A long time ago in a podcast far, far away one of the hosts saddled his pony unicorn and started explaining how stateful firewalls work:
Stateful firewall is a way to imply trust… because it’s possible to hijack somebody’s flows […] and if the application changes its port numbers… my source port changes when I’m communicating with my web server - even though I’m connected to port 80, my source port might change from X to Y. Once I let the first one through, I need to track those port changes […]
WAIT, WHAT? Was that guy really trying to say “someone can change a source port number of an established TCP session”?
For the record, you cannot change the port numbers of an established TCP session, and the only way to get different port numbers is by going through another TCP SYN exchange, which would be treated as a totally separate TCP session by either a stateful firewall or host TCP stack.
Also, it’s pretty hard to hijack somebody’s flows unless you’re in the forwarding path, in which case it’s pretty much game over anyway and the stateful firewalls can’t do a thing to stop you.
I totally understand that people make blunders in live sessions (so do I).
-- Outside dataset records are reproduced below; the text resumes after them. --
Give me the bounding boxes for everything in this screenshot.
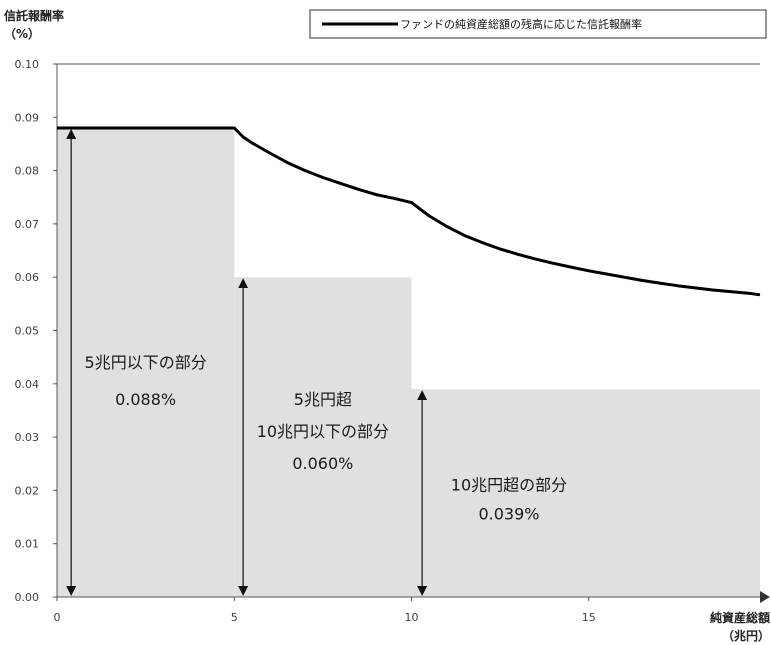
x-axis-arrow-icon: [760, 591, 770, 603]
tier-area-1: [57, 127, 235, 598]
y-tick-label: 0.06: [15, 271, 40, 284]
y-axis-label-line2: （%）: [4, 26, 40, 41]
x-axis-label-line1: 純資産総額: [710, 610, 770, 625]
tier-area-2: [234, 277, 412, 597]
y-tick-label: 0.07: [15, 218, 40, 231]
legend: ファンドの純資産総額の残高に応じた信託報酬率: [309, 9, 767, 39]
y-tick-label: 0.03: [15, 431, 40, 444]
legend-label: ファンドの純資産総額の残高に応じた信託報酬率: [400, 17, 642, 31]
y-axis-label-line1: 信託報酬率: [4, 8, 64, 23]
series-line-rate: [57, 126, 761, 297]
tier-annotation-2-line1: 5兆円超: [294, 390, 352, 409]
y-tick-label: 0.00: [15, 591, 40, 604]
tier-annotation-2-line3: 0.060%: [292, 454, 353, 473]
y-tick-label: 0.04: [15, 378, 40, 391]
y-tick-label: 0.05: [15, 325, 40, 338]
x-tick-label: 5: [231, 611, 238, 624]
y-tick-label: 0.10: [15, 58, 40, 71]
x-axis-label-line2: （兆円）: [722, 628, 770, 643]
x-tick-label: 0: [54, 611, 61, 624]
tier-area-3: [411, 389, 760, 597]
tier-areas: [57, 127, 760, 598]
tier-annotation-3-line2: 0.039%: [478, 505, 539, 524]
y-axis-ticks: 0.00 0.01 0.02 0.03 0.04 0.05 0.06 0.07 0.08 0.09…: [15, 58, 57, 604]
tier-annotations: 5兆円以下の部分 0.088% 5兆円超 10兆円以下の部分 0.060% 10兆円超の部…: [85, 353, 568, 524]
tier-annotation-2-line2: 10兆円以下の部分: [257, 422, 389, 441]
tier-annotation-1-line2: 0.088%: [115, 390, 176, 409]
x-tick-label: 15: [582, 611, 596, 624]
y-tick-label: 0.08: [15, 165, 40, 178]
y-tick-label: 0.02: [15, 484, 40, 497]
tier-arrows: [66, 128, 428, 596]
y-tick-label: 0.01: [15, 538, 40, 551]
x-tick-label: 10: [405, 611, 419, 624]
x-axis-ticks: 0 5 10 15: [54, 597, 596, 624]
y-tick-label: 0.09: [15, 111, 40, 124]
tier-annotation-1-line1: 5兆円以下の部分: [85, 353, 207, 372]
tier-annotation-3-line1: 10兆円超の部分: [451, 475, 567, 494]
What I can’t understand is that nobody jumped in and corrected it, or that it didn’t get removed during the final editing.
Why do I care?
It’s very simple – if you have a significant number of readers/listeners who trust you as the source of their technical knowledge, you cannot afford to leave the obvious errors like this one lurking in the wild, because someone might actually believe you without double-checking your claims against something like TCP/IP for Dummies.
Or, in short, I don’t really care what you do, but please do no harm.